C'est un accord commercialement intéressant pour les Canadiens et politiquement intéressant pour les Européens

Paul Magnette souligne également que le CETA bénéficiera sans doute beaucoup plus au Canada qu'à l'Europe : "Le Canada, c'est 35 millions d'habitants, c'est minuscule par rapport à l'Union européenne, c'est 15 fois plus petit. Et donc, c'est très intéressant pour le Canada, je comprends que Monsieur Trudeau soit très content, il a gagné l'accès à un marché pour les entreprises canadiennes de 500 millions d'habitants. C'est vraiment un deal en or pour les Canadiens. Mais les Européens, ils sont 500 millions et ils vont se partager le microscopique marché canadien. Ça va être très intéressant pour les Allemands, assez intéressant pour les Français, pour les Britanniques aussi, bien qu'ils vont sans doute sortir de l'UE, mais pas pour les autres pays de l'Union européenne... D'ailleurs les Roumains et les Bulgares l'ont bien compris. Ça n'a aucun intérêt pour eux. Donc, ils ont négocié un accès aux visas. C'est malin, ils ont été tactiques dans la négociation".

S'il reconnait une vertu à ce traité de libre-échange avec le Canada, Paul Magnette souligne l'alliance bienvenue avec ce côté de l'Atlantique depuis l'élection de Donald Trump à la tête des Etats-Unis : "Cet accord crée un partenariat politique entre l'Europe et le Canada. A l'époque de Trump, c'est évidemment bienvenu. C'est très important pour l'Union européenne d'avoir des partenaires aux quatre coins de la planète. Alors qu'on a Trump et l'ensemble des dangers qu'il représente pour la stabilité mondiale, et notamment pour l'Europe, c'est bien de se dire que nous avons un partenaire canadien solide grâce à cet accord. On peut dire que c'est un accord commercialement intéressant pour les Canadiens et politiquement intéressant pour les Européens. Mais qu'on arrête de nous faire croire que ça va créer des emplois en Europe, c'est du pipeau".

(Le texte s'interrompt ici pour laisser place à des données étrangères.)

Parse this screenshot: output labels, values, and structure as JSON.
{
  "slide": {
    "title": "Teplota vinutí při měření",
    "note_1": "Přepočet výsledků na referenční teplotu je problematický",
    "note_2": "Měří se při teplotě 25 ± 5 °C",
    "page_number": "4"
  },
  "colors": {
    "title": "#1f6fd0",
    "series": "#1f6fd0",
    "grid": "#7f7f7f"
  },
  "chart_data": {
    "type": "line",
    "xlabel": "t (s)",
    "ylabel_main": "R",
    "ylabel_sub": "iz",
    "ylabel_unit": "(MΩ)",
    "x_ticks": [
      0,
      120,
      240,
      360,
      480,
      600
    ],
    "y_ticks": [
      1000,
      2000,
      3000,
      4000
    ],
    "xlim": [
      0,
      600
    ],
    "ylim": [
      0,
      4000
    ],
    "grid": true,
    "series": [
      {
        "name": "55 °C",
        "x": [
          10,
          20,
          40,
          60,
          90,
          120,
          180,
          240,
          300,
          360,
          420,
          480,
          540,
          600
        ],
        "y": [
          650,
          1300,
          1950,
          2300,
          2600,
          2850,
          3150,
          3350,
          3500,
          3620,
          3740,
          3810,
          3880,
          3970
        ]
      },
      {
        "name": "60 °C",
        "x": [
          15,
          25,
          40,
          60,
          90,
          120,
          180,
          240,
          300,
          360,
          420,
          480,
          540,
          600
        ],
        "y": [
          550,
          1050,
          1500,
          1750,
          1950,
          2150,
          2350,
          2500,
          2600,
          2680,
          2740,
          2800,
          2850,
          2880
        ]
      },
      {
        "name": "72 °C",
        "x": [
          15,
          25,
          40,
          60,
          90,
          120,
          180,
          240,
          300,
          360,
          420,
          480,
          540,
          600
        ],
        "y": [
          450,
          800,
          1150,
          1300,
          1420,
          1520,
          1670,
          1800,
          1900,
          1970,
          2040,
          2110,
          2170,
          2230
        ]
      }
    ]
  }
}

Effet tâche d'huile de la résistance wallonne dans les autres Etats membres?

Grâce à la résistance wallonne sur le CETA, Paul Magnette espère que ce type d'opposition se fasse de plus en plus dans les autres Etats membres : "Je suis certain que notre position va faire tâche d'huile. On nous disait : les Français sont pour le CETA. Mais au Parlement européen, la quasi totalité des Français ont voté contre le CETA. Les socialistes, les verts, la gauche radicale, mais aussi à droite. Même à droite, il y a des gens qui ont voté contre. Et je pense que le petit combat wallon, avec notre ténacité, a eu beaucoup d'échos en France. Et on voit la même chose en Autriche, en Allemagne, aux Pays-Bas. Donc, moi je suis convaincu que c'est fini cette époque là. (...) Et je vous l'annonce, c'est la chronique d'un clash annoncé, dans six mois, dans un an. Parce que nous n'allons pas changer de position et la société ne va pas changer de position".